This is about Ian’s Staff Report on “How Does One Become Pope?” http://www.straightdope.com/mailbag/mpope.html , which has been referenced in threads in other SDMB forums, but doesn’t seem to have been addressed in here yet.
First, according to JPII’s write-up on how to choose a pope, all that is required is to be a baptized Catholic. If you aren’t a bishop, priest, or deacon yet, you get ordained one before being enthroned as Pope. (Hopefully Tom~, who seemingly has this stuff at his fingertips, will comment on this and link to the proper Vatican writeup on it.)
But what provoked me to post to this is the “Cardinal Priests and Cardinal Deacons” comment:
Actually, most of the red-clad church dignitaries who have converged on Rome are, technically, “Cardinal Priests.” The terms don’t mean what they sound like, and the distinction lies in a legal fiction.
The Pope is, of course, the Bishop of Rome. While that sounds like restating the obvious, it has a very significant application to the theory and practice of being a Cardinal.
The Catholic Church is, of course, a worldwide organization, with Bishops and Archbishops on every continent (well, except Antarctica, but you know what I mean!). The leading Archbishops are, of course, named Cardinals.
But a Cardinal is not merely an additional honorific bestowed on an Archbishop that gives him a Pope-electing franchise. It also has a historical meaning.
The Bishop of Rome is head of the Archdiocese of Rome in the same way as the Archbishop of Sydney, Wolverhampton, or Kansas City is head of that archdiocese, separately from his capacity as Pope to be head of the worldwide church.
So each Cardinal is also a titular official of something in the Archdiocese of Rome.

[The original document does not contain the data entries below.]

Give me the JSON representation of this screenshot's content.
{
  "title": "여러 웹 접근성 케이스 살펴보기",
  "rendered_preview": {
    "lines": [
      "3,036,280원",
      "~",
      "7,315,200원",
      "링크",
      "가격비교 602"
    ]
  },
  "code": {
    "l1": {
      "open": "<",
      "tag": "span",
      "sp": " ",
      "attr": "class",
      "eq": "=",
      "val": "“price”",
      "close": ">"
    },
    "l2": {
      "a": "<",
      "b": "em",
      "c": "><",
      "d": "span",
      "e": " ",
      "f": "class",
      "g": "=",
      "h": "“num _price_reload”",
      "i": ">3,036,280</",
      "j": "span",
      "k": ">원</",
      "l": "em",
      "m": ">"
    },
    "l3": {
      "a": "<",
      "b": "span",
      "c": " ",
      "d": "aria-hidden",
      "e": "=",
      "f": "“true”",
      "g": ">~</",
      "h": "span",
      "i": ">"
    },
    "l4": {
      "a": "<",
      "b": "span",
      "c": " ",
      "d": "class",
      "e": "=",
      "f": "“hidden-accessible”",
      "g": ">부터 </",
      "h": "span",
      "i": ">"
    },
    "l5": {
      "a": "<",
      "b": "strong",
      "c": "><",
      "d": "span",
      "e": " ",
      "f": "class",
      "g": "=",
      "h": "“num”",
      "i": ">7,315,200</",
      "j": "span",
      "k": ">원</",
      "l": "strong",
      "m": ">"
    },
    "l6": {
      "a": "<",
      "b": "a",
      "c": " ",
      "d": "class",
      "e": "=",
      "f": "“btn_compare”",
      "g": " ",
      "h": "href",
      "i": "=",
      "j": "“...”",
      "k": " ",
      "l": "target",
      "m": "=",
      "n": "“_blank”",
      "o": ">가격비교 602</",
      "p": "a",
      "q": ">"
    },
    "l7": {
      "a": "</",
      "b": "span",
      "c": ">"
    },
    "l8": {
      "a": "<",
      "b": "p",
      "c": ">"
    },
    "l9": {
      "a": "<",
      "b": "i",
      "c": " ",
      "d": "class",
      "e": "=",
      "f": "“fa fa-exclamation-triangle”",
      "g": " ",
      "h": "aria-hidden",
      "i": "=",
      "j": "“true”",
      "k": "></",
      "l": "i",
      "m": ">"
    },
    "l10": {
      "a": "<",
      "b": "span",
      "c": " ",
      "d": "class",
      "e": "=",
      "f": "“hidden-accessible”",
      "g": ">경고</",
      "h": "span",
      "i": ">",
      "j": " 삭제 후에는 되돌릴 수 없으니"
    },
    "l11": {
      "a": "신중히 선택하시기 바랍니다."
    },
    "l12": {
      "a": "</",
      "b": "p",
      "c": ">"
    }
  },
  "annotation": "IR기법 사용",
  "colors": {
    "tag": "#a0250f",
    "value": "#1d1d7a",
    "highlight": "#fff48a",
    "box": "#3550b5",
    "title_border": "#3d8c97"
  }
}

The seven Cardinal Bishops are heads of the “suburban sees” – the seven cities in the Rome metropolitan area that had suffragan bishops under the Archbishop of Rome from earliest times. Usually this is, like the British Lord Privy Seal and similar jobs, something of a sinecure for an elderly Cardinal whose expertise is desired, with an assistant bishop doing most of the “bishing” for the diocese.

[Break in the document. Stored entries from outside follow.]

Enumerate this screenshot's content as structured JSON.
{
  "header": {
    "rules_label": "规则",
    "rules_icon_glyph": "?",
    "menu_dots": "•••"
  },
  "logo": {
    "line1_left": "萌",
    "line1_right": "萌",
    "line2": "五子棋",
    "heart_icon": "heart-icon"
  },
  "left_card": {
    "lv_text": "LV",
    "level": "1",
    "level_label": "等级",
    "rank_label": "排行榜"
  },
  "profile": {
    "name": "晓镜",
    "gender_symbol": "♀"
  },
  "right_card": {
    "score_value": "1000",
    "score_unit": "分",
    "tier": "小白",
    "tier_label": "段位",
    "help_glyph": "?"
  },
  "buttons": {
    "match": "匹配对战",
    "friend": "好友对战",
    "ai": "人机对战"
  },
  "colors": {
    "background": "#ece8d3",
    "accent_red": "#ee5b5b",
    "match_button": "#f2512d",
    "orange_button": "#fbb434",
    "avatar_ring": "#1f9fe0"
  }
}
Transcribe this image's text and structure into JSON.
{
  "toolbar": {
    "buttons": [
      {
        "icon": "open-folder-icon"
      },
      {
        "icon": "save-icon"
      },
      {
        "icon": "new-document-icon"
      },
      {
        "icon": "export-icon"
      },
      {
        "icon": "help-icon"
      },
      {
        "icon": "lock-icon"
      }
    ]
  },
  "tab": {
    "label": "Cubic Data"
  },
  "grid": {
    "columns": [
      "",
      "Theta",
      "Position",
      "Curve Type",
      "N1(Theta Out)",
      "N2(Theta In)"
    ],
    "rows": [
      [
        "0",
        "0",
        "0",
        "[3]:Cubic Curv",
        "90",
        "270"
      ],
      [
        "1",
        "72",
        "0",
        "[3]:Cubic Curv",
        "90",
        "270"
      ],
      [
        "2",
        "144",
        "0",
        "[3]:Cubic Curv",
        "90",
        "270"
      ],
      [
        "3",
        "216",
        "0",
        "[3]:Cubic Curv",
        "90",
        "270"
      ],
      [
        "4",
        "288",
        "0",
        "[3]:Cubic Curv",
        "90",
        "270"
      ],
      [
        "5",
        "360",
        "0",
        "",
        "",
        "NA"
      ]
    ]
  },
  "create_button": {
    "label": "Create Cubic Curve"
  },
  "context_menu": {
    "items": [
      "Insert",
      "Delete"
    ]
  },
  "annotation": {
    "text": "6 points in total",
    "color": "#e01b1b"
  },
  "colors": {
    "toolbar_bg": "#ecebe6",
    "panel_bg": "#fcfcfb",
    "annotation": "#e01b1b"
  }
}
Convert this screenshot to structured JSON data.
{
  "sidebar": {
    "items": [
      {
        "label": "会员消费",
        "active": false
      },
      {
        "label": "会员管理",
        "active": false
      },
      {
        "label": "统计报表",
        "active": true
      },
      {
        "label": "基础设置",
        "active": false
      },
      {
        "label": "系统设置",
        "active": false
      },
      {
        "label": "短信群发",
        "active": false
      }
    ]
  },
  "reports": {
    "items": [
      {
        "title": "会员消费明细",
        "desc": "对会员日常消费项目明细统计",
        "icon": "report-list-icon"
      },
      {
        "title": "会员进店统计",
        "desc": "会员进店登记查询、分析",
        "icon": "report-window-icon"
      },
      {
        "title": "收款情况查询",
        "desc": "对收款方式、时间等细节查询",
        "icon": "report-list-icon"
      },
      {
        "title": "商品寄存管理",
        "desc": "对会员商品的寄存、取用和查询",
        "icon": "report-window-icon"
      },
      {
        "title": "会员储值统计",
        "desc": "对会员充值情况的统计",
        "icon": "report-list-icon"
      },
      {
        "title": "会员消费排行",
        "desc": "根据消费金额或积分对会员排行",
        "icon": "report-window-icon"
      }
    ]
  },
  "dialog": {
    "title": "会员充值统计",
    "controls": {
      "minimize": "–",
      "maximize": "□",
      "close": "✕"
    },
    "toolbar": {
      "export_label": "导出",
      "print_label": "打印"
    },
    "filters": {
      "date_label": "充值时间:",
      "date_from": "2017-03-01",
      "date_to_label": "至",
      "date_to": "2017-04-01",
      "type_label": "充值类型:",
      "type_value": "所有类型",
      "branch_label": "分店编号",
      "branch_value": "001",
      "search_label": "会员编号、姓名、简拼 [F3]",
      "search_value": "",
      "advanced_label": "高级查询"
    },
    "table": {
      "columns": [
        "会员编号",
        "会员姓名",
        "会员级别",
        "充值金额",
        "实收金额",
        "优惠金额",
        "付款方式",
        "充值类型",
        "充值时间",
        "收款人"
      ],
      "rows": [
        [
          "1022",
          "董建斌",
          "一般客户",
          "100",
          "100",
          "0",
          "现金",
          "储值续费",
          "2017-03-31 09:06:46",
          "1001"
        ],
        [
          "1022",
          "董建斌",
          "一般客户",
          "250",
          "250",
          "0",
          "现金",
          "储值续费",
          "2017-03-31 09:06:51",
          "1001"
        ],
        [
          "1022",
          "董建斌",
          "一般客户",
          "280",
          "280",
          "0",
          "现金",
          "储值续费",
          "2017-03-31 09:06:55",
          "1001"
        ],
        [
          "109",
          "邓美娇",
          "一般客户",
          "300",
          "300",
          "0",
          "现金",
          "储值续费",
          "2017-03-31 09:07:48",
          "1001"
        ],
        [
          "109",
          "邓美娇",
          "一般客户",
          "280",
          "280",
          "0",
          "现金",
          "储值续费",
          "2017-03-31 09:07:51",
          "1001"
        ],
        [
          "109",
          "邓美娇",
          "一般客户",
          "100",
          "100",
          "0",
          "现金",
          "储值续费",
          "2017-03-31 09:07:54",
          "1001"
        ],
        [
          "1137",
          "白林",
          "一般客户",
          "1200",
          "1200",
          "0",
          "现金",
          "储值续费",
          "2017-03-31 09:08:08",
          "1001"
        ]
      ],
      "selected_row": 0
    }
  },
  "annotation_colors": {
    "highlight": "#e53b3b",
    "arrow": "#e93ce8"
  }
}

The Cardinal Deacons, of whom I think there are six, are the heads of the Congregations which make rules and decisions in the Vatican Curia. They are analagous to deacons in a diocese, sent out by the bishop to perform particular ministries and answerable to him. In this case, they do the Pope’s work of passing on issues brought to that Congregation, making decisions and teaching, according to what their particular Congregation’s task is.

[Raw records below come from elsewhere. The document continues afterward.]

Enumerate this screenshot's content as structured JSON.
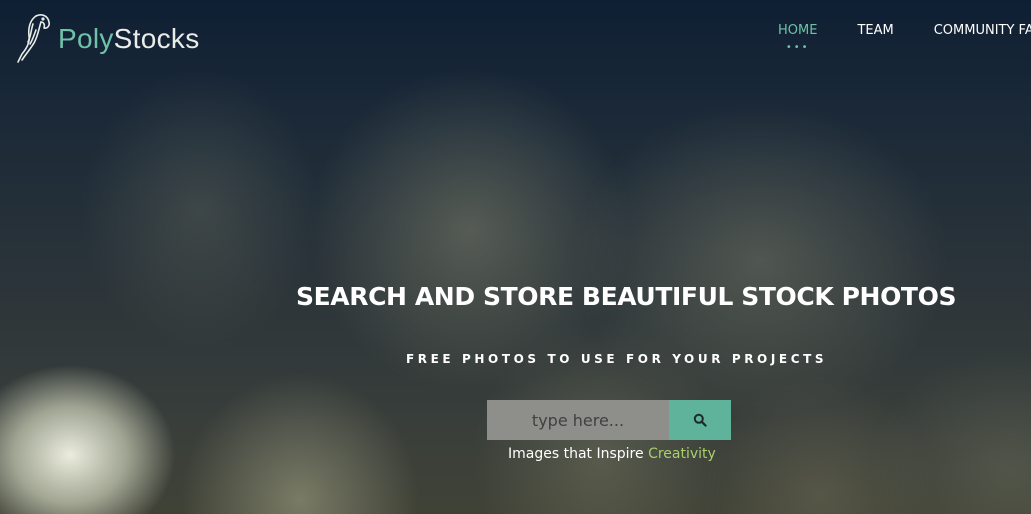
{
  "brand": {
    "name_part1": "Poly",
    "name_part2": "Stocks",
    "logo_icon": "parrot-icon"
  },
  "nav": {
    "items": [
      {
        "label": "HOME",
        "active": true
      },
      {
        "label": "TEAM",
        "active": false
      },
      {
        "label": "COMMUNITY FAV",
        "active": false
      }
    ],
    "active_indicator": "•••"
  },
  "hero": {
    "title": "SEARCH AND STORE BEAUTIFUL STOCK PHOTOS",
    "subtitle": "FREE PHOTOS TO USE FOR YOUR PROJECTS"
  },
  "search": {
    "placeholder": "type here...",
    "value": "",
    "button_icon": "search-icon"
  },
  "tagline": {
    "text": "Images that Inspire",
    "accent": "Creativity"
  },
  "colors": {
    "accent_teal": "#6fc2a8",
    "button_teal": "#5fb39a",
    "accent_green": "#a9cf6e",
    "input_bg": "#8e8f8b"
  }
}
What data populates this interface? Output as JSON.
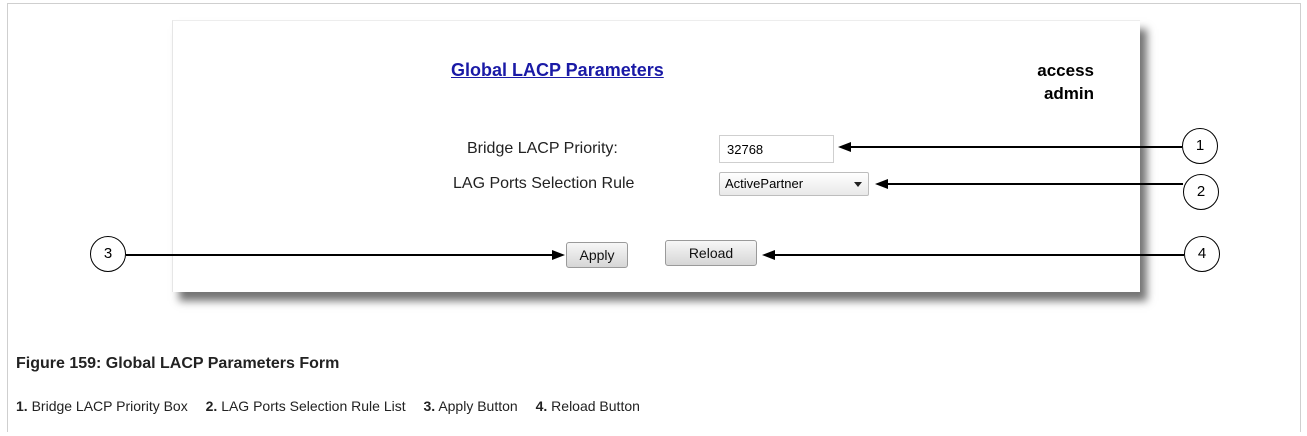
{
  "form": {
    "title": "Global LACP Parameters",
    "access_line1": "access",
    "access_line2": "admin",
    "priority_label": "Bridge LACP Priority:",
    "priority_value": "32768",
    "rule_label": "LAG Ports Selection Rule",
    "rule_selected": "ActivePartner",
    "apply_label": "Apply",
    "reload_label": "Reload"
  },
  "callouts": [
    "1",
    "2",
    "3",
    "4"
  ],
  "figure": {
    "caption": "Figure 159: Global LACP Parameters Form",
    "legend": [
      {
        "num": "1.",
        "text": "Bridge LACP Priority Box"
      },
      {
        "num": "2.",
        "text": "LAG Ports Selection Rule List"
      },
      {
        "num": "3.",
        "text": "Apply Button"
      },
      {
        "num": "4.",
        "text": "Reload Button"
      }
    ]
  }
}
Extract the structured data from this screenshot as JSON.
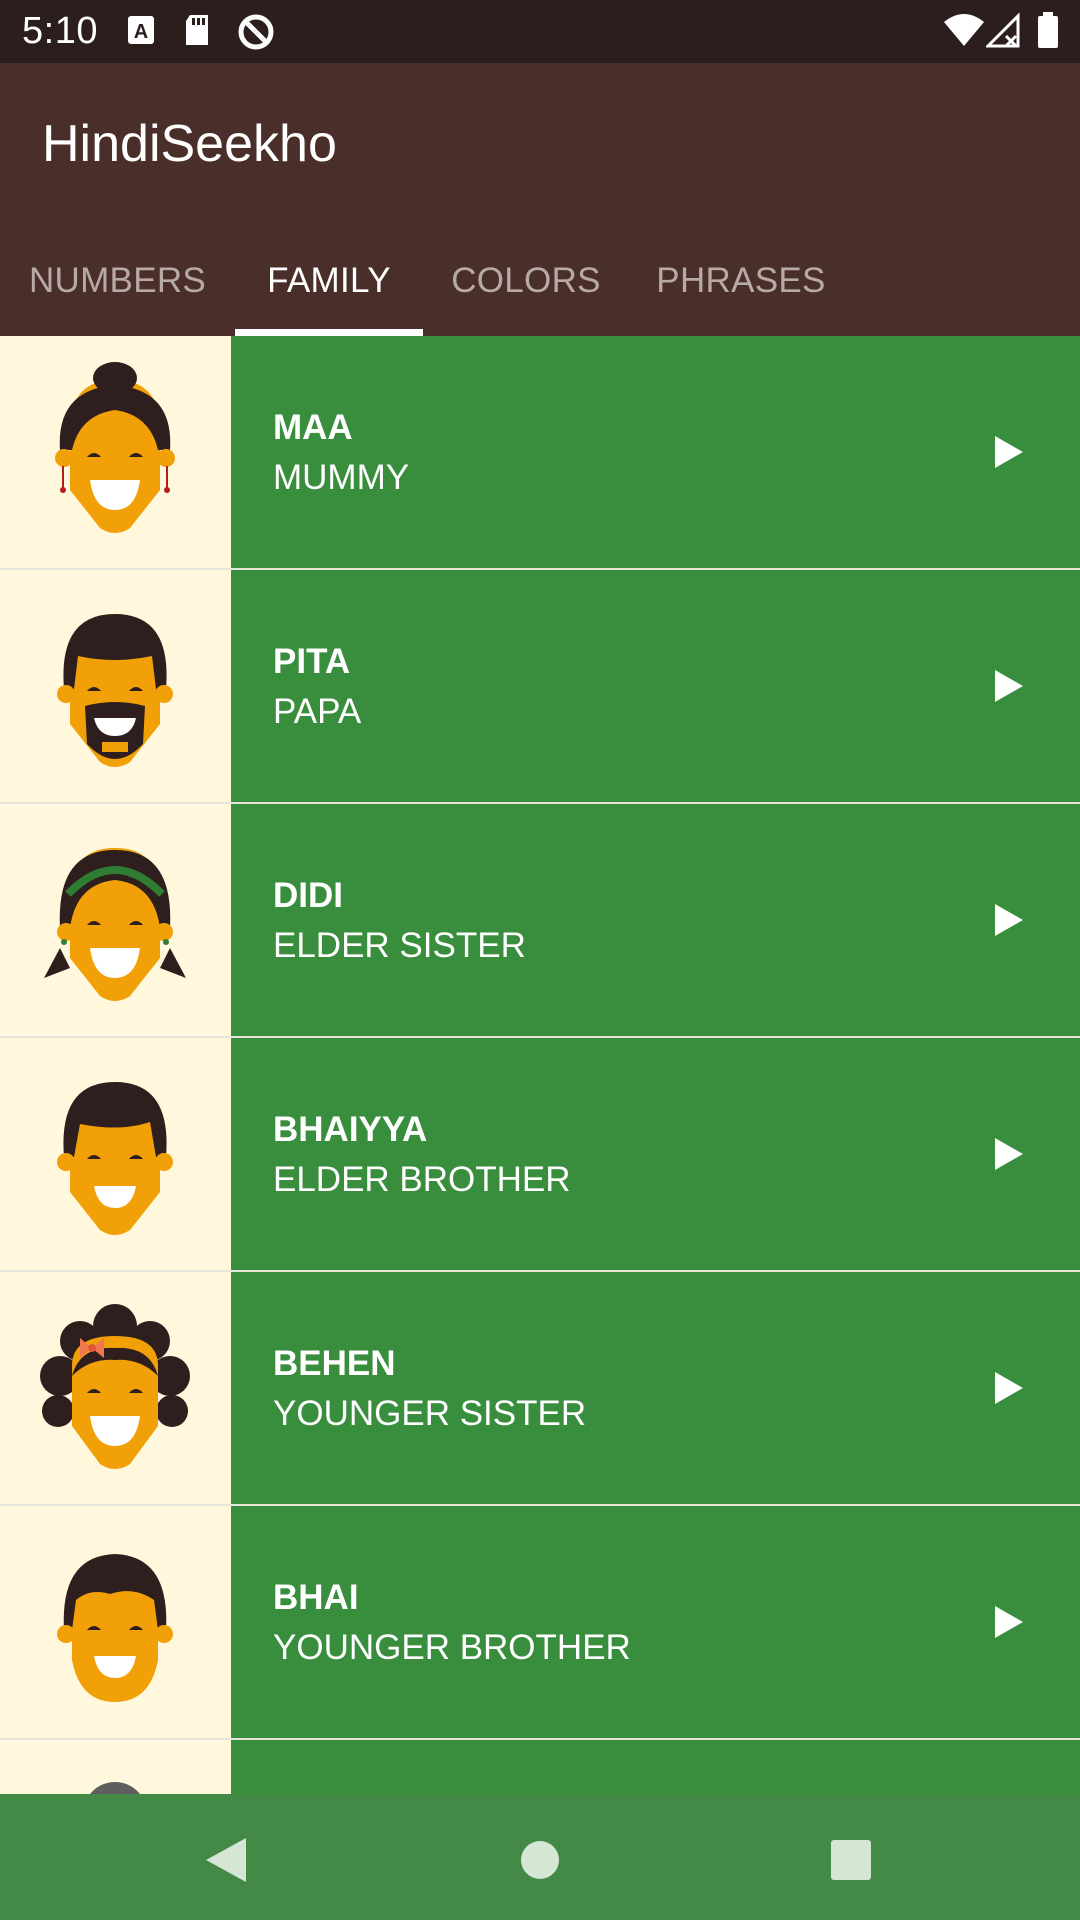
{
  "status_bar": {
    "time": "5:10",
    "icons_left": [
      "a-icon",
      "sd-card-icon",
      "no-sync-icon"
    ],
    "icons_right": [
      "wifi-icon",
      "cell-signal-icon",
      "battery-icon"
    ]
  },
  "app": {
    "title": "HindiSeekho"
  },
  "tabs": [
    {
      "label": "NUMBERS",
      "active": false
    },
    {
      "label": "FAMILY",
      "active": true
    },
    {
      "label": "COLORS",
      "active": false
    },
    {
      "label": "PHRASES",
      "active": false
    }
  ],
  "items": [
    {
      "hindi": "MAA",
      "english": "MUMMY",
      "avatar": "mother-avatar-icon"
    },
    {
      "hindi": "PITA",
      "english": "PAPA",
      "avatar": "father-avatar-icon"
    },
    {
      "hindi": "DIDI",
      "english": "ELDER SISTER",
      "avatar": "elder-sister-avatar-icon"
    },
    {
      "hindi": "BHAIYYA",
      "english": "ELDER BROTHER",
      "avatar": "elder-brother-avatar-icon"
    },
    {
      "hindi": "BEHEN",
      "english": "YOUNGER SISTER",
      "avatar": "younger-sister-avatar-icon"
    },
    {
      "hindi": "BHAI",
      "english": "YOUNGER BROTHER",
      "avatar": "younger-brother-avatar-icon"
    }
  ],
  "colors": {
    "status_bar": "#2B1E1C",
    "app_bar": "#4A2E2A",
    "item_green": "#388E3C",
    "avatar_bg": "#FFF8DC",
    "nav_bar": "#438A47"
  }
}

The rest of the Cardinals are Cardinal Priests. And each Cardinal, in addition to being Archbishop of Manila, Sao Paulo, Paris, New York, or wherever, is also officially a priest of one of the historic churches in Rome, principally in a strictly titular sense, though he’s expected to celebrate Mass at that church when convenient when he’s in Rome.
But the whole idea is to parallel the worldwide structure of Catholicism within the single diocesan system of Rome, making real the sense in which the Pope is both head of the Church worldwide and Bishop of Rome, through the dual roles of the Cardinals.